Ora però Fedespedi andrà in mano alla componente di terra. Ai porti chi ci penserà?
«Negli ultimi 10 anni i presidenti della Fedespedi, con i successivi mandati di Lazzeri e Alberti, è stata guidata da rappresentanti delle associazioni di città portuali, Genova e Livorno. Non va dimenticato che l’Alsea, l’associazione degli spedizionieri lombardi di cui tra l’altro Moretto non è espressione, rappresenta il 40% degli iscritti a Fedespedi, che con generosità si sono sempre espressi a favore di candidature unitarie. Motivo? Con 57 porti e il 67% della merce italiana che da questi entra o esce, l’importanza degli spedizionieri portuali è data come acquisita. Per questo credo non ci siano problemi se arriva un presidente espressione di altri territori o realtà imprenditoriali. Altrimenti scadiamo in una visione caricaturale… per fare il ministro del Welfare mica devi essere per forza nullatenente».

Moretto è un’imprenditrice del Nord-Est. Un vantaggio per porti di Venezia e Trieste?
«Mai sentito di timori di questo genere. Lei continua a farne quasi una questione di tipo etnico. Non ha senso: la Fedespedi ha votato le proprie delibere fino all’ultimo consiglio all’unanimità. Perché appunto è un’associazione di tipo tecnico. Indipendentemente che siano portuali o di terra, gli spedizionieri combattono su fronti comuni: oligopoli nel settore logistico, varo dello Sportello unico, rafforzamento degli uffici Usmaf, proposta sulla Bassanini delle merci... Credo che questi siano temi più importanti rispetto alla provenienza geografica del futuro presidente. L’agenda è impegnativa, e se oggi possiamo iniziare un percorso nuovo e unitario, lo dobbiamo anche a quanti con lungimiranza politica e responsabilità hanno evitato di arroccarsi su posizioni minoritarie».

Sicuro che non ci saranno sorprese all’ultimo minuto?

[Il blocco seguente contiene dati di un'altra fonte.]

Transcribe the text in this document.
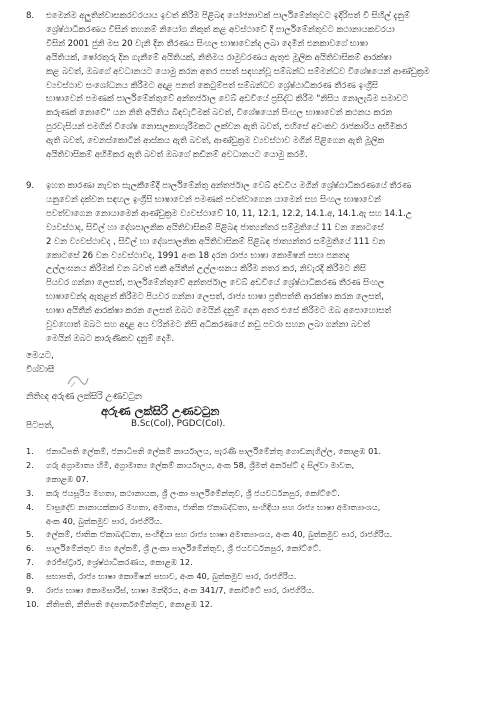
8. එමෙන්ම අලුතින්වාසකරවරයාය ඉවත් කිරීම පිළිබඳ යෝජනාවක් පාර්ලිමේන්තුවට ඉදිරිපත් වී සිහිල් දැනුම්
ශ්‍රේෂ්ඨාධිකරණය විසින් තහනම් නියෝග නිකුත් කළ අවස්ථාවේ දී පාර්ලිමේන්තුවට කථානායකවරයා
විසින් 2001 ජුනි මස 20 වැනි දින තීරණය සිංහල භාෂාවෙන්ද ලබා දෙමින් එනකාවගේ භාෂා
අයිතියක්, ෂෝරතුරු දින ගැනීමේ අයිතියක්, නිතිමය රාමුවරණය ඇතුළු මූලික අයිතිවාසිකම් ආරක්ෂා
කළ බවත්, ඔබගේ අවධානයට යොමු කරන අතර පසත් සඳහන්වූ සම්බන්ධ සම්මන්ධව විශේෂයෙන් ආණ්ඩුක්‍රම
ව්‍යවස්ථාව සංශෝධනය කිරීමට අදාළ පනත් කෙටුම්පත් සම්බන්ධව ශ්‍රේෂ්ඨාධිකරණ තීරණ ඉංග්‍රීසි
භාෂාවෙන් පමණක් පාර්ලිමේන්තුවේ අන්තර්ජාල වෙබ් අඩවියේ ප්‍රසිද්ධ කිරීම "නිසිය නොලැබීම සමාවට
කරුණක් නොවේ" යන නිති අයිතිය බිඳවැටීමක් බවත්, විශේෂයෙන් සිංහල භාෂාවෙන් කථනය කරන
පුරවැසියන් එමගින් විශේෂ නොසලකාහැරීමකට ලක්වන ඇති බවත්, එහිසේ අවංකව රාජකාරිය අභිමිකර
ඇති බවත්, චෙනස්කොටින් ආස්කය ඇති බවත්, ආණ්ඩුක්‍රම ව්‍යවස්ථාව මගින් පිළිගෙන ඇති මූලික
අයිතිවාසිකම් අහිමිකර ඇති බවත් ඔබගේ කඩිනම් අවධානයට යොමු කරමි.
9. ඉහත කාරණා නැවත සැලකීමේදී පාර්ලිමේන්තු අන්තර්ජාල වෙබ් අඩවිය මගින් ශ්‍රේෂ්ඨාධිකරණයේ තීරණ
යනුවෙන් දක්වන සඳහල ඉංග්‍රීසි භාෂාවෙන් පමණක් පවත්වාගෙන යාමෙන් සහ සිංහල භාෂාවෙන්
පවත්වාගෙන නොයාමෙන් ආණ්ඩුක්‍රම ව්‍යවස්ථාවේ 10, 11, 12.1, 12.2, 14.1.අ, 14.1.ඇ සහ 14.1.උ
ව්‍යවස්ථාද, සිවිල් හා දේශපාලනික අයිතිවාසිකම් පිළිබඳ ජාත්‍යන්තර සම්මුතියේ 11 වන කොටසේ
2 වන ව්‍යවස්ථාවද , සිවිල් හා දේශපාලනික අයිතිවාසිකම් පිළිබඳ ජාත්‍යන්තර සම්මුතියේ 111 වන
කොටසේ 26 වන ව්‍යවස්ථාවද, 1991 අංක 18 දරන රාජ්‍ය භාෂා කොමිෂන් සභා පනතද
උල්ලංඝනය කිරීමක් වන බවත් එකී අයිතීන් උල්ලංඝනය කිරීම නතර කර, නිවැරදි කිරීමට නිසි
පියවර ගන්නා ලෙසත්, පාර්ලිමේන්තුවේ අන්තර්ජාල වෙබ් අඩවියේ ශ්‍රේෂ්ඨාධිකරණ තීරණ සිංහල
භාෂාවෙන්ද ඇතුළත් කිරීමට පියවර ගන්නා ලෙසත්, රාජ්‍ය භාෂා ප්‍රතිපත්ති ආරක්ෂා කරන ලෙසත්,
භාෂා අයිතීන් ආරක්ෂා කරන ලෙසත් ඔබට මෙයින් දනුම් දෙන අතර එසේ කිරීමට ඔබ අපොහොසත්
වුවහොත් ඔබට සහ අදාළ අය වරින්මට නිසි අධිකරණයේ නඩු පවරා සහන ලබා ගන්නා බවත්
මෙයින් ඔබට කාරුණිකව දනුම් දෙමි.
මෙයට,
විශ්වාසී
නිතිඥ අරුණ ලක්සිරි උණවටුන
අරුණ ලක්සිරි උණවටුන
පිටපත්,	B.Sc(Col), PGDC(Col).
1.	ජනාධිපති ලේකම්, ජනාධිපති ලේකම් කාර්යාලය, පැරණි පාර්ලිමේන්තු ගොඩනැගිල්ල, කොළඹ 01.
2.	ගරු අග්‍රාමාත්‍ය හිමි, අග්‍රාමාත්‍ය ලේකම් කාර්යාලය, අංක 58, ශ්‍රීමත් අර්නස්ට් ද සිල්වා මාවත,
කොළඹ 07.
3.	කරු ජයසූරිය මහතා, කථානායක, ශ්‍රී ලංකා පාර්ලිමේන්තුව, ශ්‍රී ජයවර්ධනපුර, කෝට්ටේ.
4.	වාසුදේව නානායක්කාර මහතා, අමාත්‍ය, ජාතික ඒකාබද්ධතා, සංහිඳියා සහ රාජ්‍ය භාෂා අමාත්‍යාංශය,
අංක 40, බුත්කමුව පාර, රාජගිරිය.
5.	ලේකම්, ජාතික ඒකාබද්ධතා, සංහිඳියා සහ රාජ්‍ය භාෂා අමාත්‍යාංශය, අංක 40, බුත්කමුව පාර, රාජගිරිය.
6.	පාර්ලිමේන්තුව මහ ලේකම්, ශ්‍රී ලංකා පාර්ලිමේන්තුව, ශ්‍රී ජයවර්ධනපුර, කෝට්ටේ.
7.	රෙජිස්ට්‍රාර්, ශ්‍රේෂ්ඨාධිකරණය, කොළඹ 12.
8.	සභාපති, රාජ්‍ය භාෂා කොමිෂන් සභාව, අංක 40, බුත්කමුව පාර, රාජගිරිය.
9.	රාජ්‍ය භාෂා කොමසාරිස්, භාෂා මන්දිරය, අංක 341/7, කෝට්ටේ පාර, රාජගිරිය.
10. නීතිපති, නීතිපති දෙපාර්තමේන්තුව, කොළඹ 12.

«Non si preoccupi: tra due mesi scadrà il mandato del nostro presidente, Nereo Marcucci, che dovrà essere scelto tra 21 federazioni nazionali e oltre 60 territoriali. Si ripeteranno le stesse dinamiche: è normale nelle grandi associazioni. Confindustria non va mai unita al rinnovo del presidente. Non è più di moda, ma noi siamo così: una grande organizzazione plurale e democratica».